La valeur de la prime sera révisée annuellement
au 1er décembre, sur la base de l'augmentation de l'indice
INSEE du coût de la vie des douze mois précédents.
(1) Voir accords " Salaires "
Article
9
Créé(e) par Annexe I 11 Décembre 1968 en
vigueur le 1er janvier 1969 étendue par arrêté
du 3 février 1971 JONC 27 février 1971.
Indemnité
compensatrise de panier.
Tout ouvrier contraint par son horaire à prendre le repas
dit de midi sur le lieu de son travail, et mis pour la même
raison dans l'impossibilité de le prendre dans une cantine
d'entreprise, recevra en remboursement des frais supplémentaires
engagés par lui à cette occassion, une indemnité
dite de panier de 11 francs.
Il en sera de même si, exceptionnellement, le repas du soir
doit être pris dans les mêmes conditions.
Lorsque l'entreprise fournit le repas, aucune indemnité
n'est due.
ANNEXE
I " OUVRIERS ", Article 10
Créé(e) par Annexe I 11 Décembre 1968 en
vigueur le 1er janvier 1969 étendue par arrêté
du 3 février 1971 JONC 27 février 1971)
Départ
en retraite.
L'âge normal de la retraite est fixé à soixante-cinq
ans et au-delà, elle n'est pas considérée
comme un licenciement du point de vue des indemnités prévues
à l'article Indemnité de licenciement de la présente
annexe.
1° Ouvriers âgés
de soixante-cinq ans ou plus.
Le départ volontaire d'un ouvrier âgé de soixante-cinq
ans ou plus ooeoeuvre droit à une indemnité de départ
en retraite.
Cette indemnité est égale à :
- 0,1 mois de salaire par année d'ancienneté dans
l'entreprise (au sens de l'article 22 de la convention collective),
quand il compte de deux à trois ans d'ancienneté
;
- 0,15 mois de salaire par année d'ancienneté dans
l'entreprise (au sens de l'article 22 de la convention collective),
quand il compte de trois à cinq ans d'ancienneté
;
- 0,25 mois de salaire par année d'ancienneté dans
l'entreprise (au sens de l'article 22 de la convention collective),
quand il compte plus de cinq ans d'ancienneté.

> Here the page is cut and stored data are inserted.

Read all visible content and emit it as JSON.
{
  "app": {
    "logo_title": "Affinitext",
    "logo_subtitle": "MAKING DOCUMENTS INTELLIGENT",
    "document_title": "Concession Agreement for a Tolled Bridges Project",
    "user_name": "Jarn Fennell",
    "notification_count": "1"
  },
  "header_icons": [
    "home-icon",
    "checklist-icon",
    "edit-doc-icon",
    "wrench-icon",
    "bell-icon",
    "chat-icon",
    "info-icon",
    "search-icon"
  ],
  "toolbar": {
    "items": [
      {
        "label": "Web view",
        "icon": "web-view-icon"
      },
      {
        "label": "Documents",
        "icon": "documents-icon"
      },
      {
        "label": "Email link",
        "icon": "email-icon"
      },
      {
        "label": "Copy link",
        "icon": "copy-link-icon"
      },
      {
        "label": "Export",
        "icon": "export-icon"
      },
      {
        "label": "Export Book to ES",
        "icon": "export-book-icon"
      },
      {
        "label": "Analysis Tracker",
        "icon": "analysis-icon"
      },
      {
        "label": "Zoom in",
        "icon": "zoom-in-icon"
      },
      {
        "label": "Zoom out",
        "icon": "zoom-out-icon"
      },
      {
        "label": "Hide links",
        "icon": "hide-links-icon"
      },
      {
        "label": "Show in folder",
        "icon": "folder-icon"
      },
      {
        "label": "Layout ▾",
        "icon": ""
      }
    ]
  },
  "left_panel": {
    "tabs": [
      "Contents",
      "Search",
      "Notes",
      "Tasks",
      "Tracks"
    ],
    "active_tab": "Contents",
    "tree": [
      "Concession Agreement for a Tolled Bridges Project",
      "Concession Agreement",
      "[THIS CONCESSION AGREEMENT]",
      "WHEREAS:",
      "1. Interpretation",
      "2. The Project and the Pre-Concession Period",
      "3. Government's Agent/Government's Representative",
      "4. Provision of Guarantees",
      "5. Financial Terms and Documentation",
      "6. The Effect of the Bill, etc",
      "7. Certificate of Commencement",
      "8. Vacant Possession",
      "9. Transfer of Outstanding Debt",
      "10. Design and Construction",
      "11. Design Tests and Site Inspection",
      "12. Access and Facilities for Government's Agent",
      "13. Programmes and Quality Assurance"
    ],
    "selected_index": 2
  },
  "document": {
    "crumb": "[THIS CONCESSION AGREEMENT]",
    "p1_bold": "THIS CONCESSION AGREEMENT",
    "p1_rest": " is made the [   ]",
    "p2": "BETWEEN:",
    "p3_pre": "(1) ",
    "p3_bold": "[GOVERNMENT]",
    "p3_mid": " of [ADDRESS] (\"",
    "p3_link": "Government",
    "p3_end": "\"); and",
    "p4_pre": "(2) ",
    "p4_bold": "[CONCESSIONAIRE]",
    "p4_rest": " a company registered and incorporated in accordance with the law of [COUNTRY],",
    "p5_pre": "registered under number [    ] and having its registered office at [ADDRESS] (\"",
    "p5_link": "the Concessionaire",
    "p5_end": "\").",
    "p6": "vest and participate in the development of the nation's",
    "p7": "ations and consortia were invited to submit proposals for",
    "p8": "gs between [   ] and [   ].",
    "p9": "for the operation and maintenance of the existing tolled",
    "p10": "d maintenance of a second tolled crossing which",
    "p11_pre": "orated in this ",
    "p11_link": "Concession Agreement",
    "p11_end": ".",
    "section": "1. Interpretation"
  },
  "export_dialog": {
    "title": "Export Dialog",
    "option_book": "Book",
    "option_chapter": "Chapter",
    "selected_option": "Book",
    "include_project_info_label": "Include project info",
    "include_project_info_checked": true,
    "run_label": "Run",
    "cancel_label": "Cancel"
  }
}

Le salaire servant de base au calcul est le salaire moyen des
trois derniers mois.
2° Ouvriers âgés
de moins de soixante-cinq ans.
Le départ en retraite pourra avoir lieu dès que
l'ouvrier en cause aura dépassé son soixantième
anniversaire ; cet ouvrier devra alors avertir son employeur par
lettre recommandée avec accusé de réception
au moins six mois avant la date de son départ, sauf cas
d'inaptitude médicale constatée ; les saisonniers
devront adresser cette lettre au cours de la période de
validité de leur contrat de travail. L'intéressé
percevra une indemnité égale à celle à
laquelle il aurait eu droit s'il était parti à la
retraite à l'âge de soixante-cinq ans et calculée
comme il est dit ci-dessus.
En outre, et pour tous les ouvriers ayant plus de dix ans d'ancienneté
au sens de l'article 22 de la convention collective nationale,
cette indemnité sera majorée de 2,5 p 100 par année
d'anticipation, soit de :
- 2,5 p 100 en cas de départ entre soixante-quatre et soixante-cinq
ans ;
- 5 p 100 en cas de départ entre soixante-trois et soixante-quatre
ans ;
- 7,5 p 100 en cas de départ entre soixante-deux et soixante-trois
ans ;
- 10 p 100 en cas de départ entre soixante et un et soixante-deux
ans ;
- 12,5 p 100 en cas de départ entre soixante et soixante
et un ans.
Article
11
Créé(e) par Annexe I 11 Décembre 1968 en
vigueur le 1er janvier 1969 étendue par arrêté
du 3 février 1971 JONC 27 février 1971)
Indemnité
de dénivellation.
Tout ouvrier appelé à subir une dénivellation
supérieure à 1 000 mètres et à une
fréquence minimale de cinq trajets (montée ou descente)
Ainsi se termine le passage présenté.